Der Teufel Im Detail

par Robert Lévesque

Dans tout film, il y a un détail dans lequel on peut plonger, comme on descendrait en enfer puisque Nietzsche nous dit que là se trouve le diable… Ce détail, la plupart des gens normaux, même les cinéphiles, voire les rats de cinémathèque, ne le verront pas, c’est généralement une chose sans importance, moins intéressante qu’un aparté, ce n’est peut-être qu’une broutille, un remplissage, un rien.

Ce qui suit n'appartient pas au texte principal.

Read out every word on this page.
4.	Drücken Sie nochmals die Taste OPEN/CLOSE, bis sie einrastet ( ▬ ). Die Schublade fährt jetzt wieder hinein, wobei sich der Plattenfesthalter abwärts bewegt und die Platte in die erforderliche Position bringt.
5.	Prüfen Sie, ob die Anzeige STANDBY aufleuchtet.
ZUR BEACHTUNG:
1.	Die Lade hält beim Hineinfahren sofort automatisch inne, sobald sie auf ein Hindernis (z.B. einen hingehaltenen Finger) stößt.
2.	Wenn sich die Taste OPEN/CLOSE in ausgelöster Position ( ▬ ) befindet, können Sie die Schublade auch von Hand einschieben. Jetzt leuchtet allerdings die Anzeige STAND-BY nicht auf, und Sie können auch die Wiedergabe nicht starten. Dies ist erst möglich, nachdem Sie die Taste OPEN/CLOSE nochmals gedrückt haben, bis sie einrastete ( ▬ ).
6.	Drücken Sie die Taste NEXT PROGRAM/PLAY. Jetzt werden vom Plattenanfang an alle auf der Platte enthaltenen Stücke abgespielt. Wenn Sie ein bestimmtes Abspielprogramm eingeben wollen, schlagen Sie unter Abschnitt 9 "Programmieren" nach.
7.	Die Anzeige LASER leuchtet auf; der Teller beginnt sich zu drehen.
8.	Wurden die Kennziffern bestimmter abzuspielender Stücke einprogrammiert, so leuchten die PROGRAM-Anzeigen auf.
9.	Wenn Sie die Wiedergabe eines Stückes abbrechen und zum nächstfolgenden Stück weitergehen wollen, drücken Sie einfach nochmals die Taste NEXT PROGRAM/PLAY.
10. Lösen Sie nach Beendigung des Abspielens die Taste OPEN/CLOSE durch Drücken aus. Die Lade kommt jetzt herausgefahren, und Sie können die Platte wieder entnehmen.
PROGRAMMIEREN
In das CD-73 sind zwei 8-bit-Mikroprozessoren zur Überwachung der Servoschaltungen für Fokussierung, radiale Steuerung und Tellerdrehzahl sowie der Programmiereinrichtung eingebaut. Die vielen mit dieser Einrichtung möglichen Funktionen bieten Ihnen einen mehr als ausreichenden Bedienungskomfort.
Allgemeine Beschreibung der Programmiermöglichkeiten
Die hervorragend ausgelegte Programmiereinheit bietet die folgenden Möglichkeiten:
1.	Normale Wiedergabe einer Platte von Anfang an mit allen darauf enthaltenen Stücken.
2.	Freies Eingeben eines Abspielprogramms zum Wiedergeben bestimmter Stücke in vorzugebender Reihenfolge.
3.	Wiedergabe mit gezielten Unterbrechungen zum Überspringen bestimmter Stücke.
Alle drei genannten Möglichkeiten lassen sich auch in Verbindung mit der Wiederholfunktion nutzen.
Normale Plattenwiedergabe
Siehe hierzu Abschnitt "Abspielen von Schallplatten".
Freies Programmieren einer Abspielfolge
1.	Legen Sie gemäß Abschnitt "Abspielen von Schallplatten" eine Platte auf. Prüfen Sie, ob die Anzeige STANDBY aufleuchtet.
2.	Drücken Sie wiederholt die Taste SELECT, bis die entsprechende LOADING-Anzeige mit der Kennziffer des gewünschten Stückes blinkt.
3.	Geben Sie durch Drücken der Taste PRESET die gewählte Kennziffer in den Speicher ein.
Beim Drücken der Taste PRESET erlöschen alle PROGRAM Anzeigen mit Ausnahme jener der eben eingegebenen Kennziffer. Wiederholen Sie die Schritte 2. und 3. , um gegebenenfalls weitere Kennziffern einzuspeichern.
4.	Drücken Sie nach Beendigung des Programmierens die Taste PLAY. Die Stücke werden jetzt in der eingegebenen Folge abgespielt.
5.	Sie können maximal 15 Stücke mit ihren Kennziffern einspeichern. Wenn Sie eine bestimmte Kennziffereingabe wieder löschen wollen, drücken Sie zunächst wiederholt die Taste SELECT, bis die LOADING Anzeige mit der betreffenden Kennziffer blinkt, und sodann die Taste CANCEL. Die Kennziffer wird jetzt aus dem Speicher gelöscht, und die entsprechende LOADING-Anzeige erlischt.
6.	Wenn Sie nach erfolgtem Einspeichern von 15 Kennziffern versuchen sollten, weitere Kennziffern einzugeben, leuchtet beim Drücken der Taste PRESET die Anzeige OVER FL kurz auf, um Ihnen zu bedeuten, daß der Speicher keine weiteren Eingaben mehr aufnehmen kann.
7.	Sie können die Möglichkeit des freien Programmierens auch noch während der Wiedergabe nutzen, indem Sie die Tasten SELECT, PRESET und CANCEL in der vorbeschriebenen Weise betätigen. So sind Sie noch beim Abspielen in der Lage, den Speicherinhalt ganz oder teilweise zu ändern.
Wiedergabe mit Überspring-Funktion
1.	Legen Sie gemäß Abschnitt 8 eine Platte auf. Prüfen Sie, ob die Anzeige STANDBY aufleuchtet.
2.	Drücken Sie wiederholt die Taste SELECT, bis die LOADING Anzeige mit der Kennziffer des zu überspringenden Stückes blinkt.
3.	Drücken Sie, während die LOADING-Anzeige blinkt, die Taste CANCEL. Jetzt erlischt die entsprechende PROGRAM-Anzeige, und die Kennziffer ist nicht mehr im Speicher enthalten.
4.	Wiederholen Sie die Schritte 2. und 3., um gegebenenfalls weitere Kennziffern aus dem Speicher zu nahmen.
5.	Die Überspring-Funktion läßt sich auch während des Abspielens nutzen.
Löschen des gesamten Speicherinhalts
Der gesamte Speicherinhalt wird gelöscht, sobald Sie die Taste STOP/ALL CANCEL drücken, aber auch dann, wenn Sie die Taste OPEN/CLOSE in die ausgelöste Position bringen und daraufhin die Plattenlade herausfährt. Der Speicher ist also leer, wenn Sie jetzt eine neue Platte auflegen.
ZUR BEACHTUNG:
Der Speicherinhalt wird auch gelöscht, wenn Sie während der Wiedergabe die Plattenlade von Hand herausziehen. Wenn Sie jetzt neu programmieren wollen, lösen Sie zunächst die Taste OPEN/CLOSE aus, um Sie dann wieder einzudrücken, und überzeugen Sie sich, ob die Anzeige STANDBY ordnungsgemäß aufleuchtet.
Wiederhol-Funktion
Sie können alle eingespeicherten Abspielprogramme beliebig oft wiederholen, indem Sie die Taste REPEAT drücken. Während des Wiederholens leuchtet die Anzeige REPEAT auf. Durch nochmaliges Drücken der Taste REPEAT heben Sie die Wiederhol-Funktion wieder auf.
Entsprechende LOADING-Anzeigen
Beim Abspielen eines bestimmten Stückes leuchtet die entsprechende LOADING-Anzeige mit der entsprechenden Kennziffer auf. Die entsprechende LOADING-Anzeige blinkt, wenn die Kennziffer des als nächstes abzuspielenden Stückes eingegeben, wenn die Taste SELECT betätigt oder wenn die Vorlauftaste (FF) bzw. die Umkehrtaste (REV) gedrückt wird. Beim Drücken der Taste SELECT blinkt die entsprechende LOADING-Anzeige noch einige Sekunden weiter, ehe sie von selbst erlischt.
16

D’où l’intérêt pour le maniaque : quel est donc ce rien ? Pourquoi cette vétille ? Etc.

J’en choisis un qui se trouve au creux d’un film que vous pourrez voir ou revoir sur TFO le dimanche 3 août à 21 heures, un film que l’on ne se lasse jamais de regarder, quant à moi, un film que j’ai pu voir vingt fois avant de m’attarder à ce détail, de m’y engouffrer, de le fouiller… C’est dans Boudu sauvé des eaux. On peut dire que c’est un chef-d’œuvre, tout de même, ce Renoir noir et blanc cru 1932, il fut mal accueilli à sa sortie certes (on soutenait que le film trahissait la pièce de théâtre dont il était tiré, mais cette pièce de René Fauchois est bel et bien oubliée), cependant il a  survécu et il a bien vieilli, il a gardé sa fraîcheur parigote début de siècle, sa bonhommie amorale, sa truculence ; le clochard repêché de la Seine est une vraie peste (le génial Michel Simon), le libraire son sauveteur saute gaiement la bonne consentante et gentille, et le Boudu barbu et bouclé, sans manières mais reconnaissant, cherche à sauter l’épouse du libraire, madame Lestingois, qui succombe…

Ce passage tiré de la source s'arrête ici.